Similarly for fonts, the brand should lead the usage of fonts, what to use for headers, for links and main text. Don’t use every available font, don’t have crazy sizes. There should be some standardised type design for the site, which breeds familiarity. This is a good thing.

5. Don’t create information overload

Closely tied to font usage is the content of the site itself. I’ve seen many church websites that cram their home page full of text, presuming the best way to inform is to cram it down the users throats. Unfortunately all this achieves is an assault on the users eyes, as they can’t work out what to look at and where they should be looking first. More often then not this leads to users switching off and glazing over.
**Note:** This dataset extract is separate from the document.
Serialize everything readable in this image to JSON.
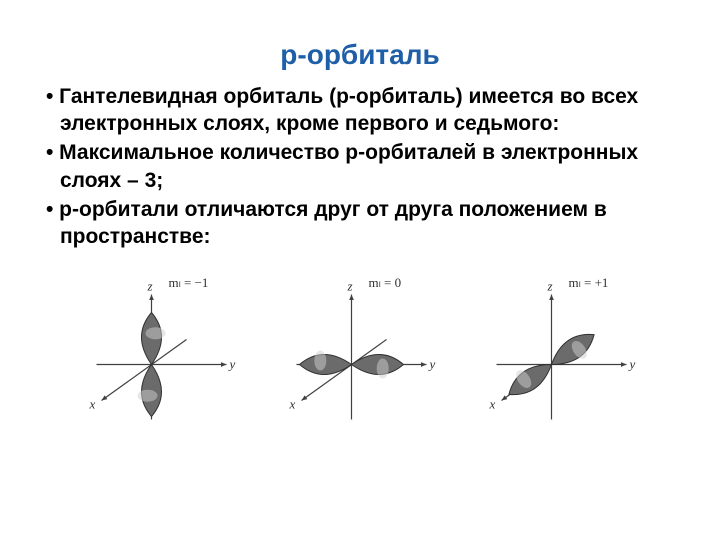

White space is good. It allows information to breathe, it allows the users gaze to be drawn to pieces of information. They won’t read through reams of text, online visitors consume information in chunks. Make it readable and guess what – people will read it.

6. Don’t be contactless

I am always surprised how many times I have heard people have filled in a contact form to never hear from that organisation in return. Contact forms are useful, it means you don’t need to display an email which encourages spam. Contact forms aren’t evil, but if these forms aren’t being piped through to someones email, the user will never get an answer.

Because of this, there is a default position that a contact form is managed by some kind of automated robot that only has three or four stock responses. I have seen real value in highlighting on your contact form who it will go to and how long it will take for the church to respond.

7. Don’t rely on ‘the tech guy’

Whenever I build a church website, I supply a manual of how to do everything on the website. I encourage the church to have two or three trained up on how to use it. It is a dangerous game to only have one person looking after the website. Yes there should be someone in heading it up, especially in a small church but there is no excuse not to get somebody else involved who knows how to do the every day jobs. They aren’t difficult tasks and with a manual in front of you it’s hard to go wrong, indeed after doing it once or twice you won’t need a how to guide anymore.

Also, if others are involved, they can come up with ideas on how to improve the site in the future. Perhaps new features or improvements of existing functionality.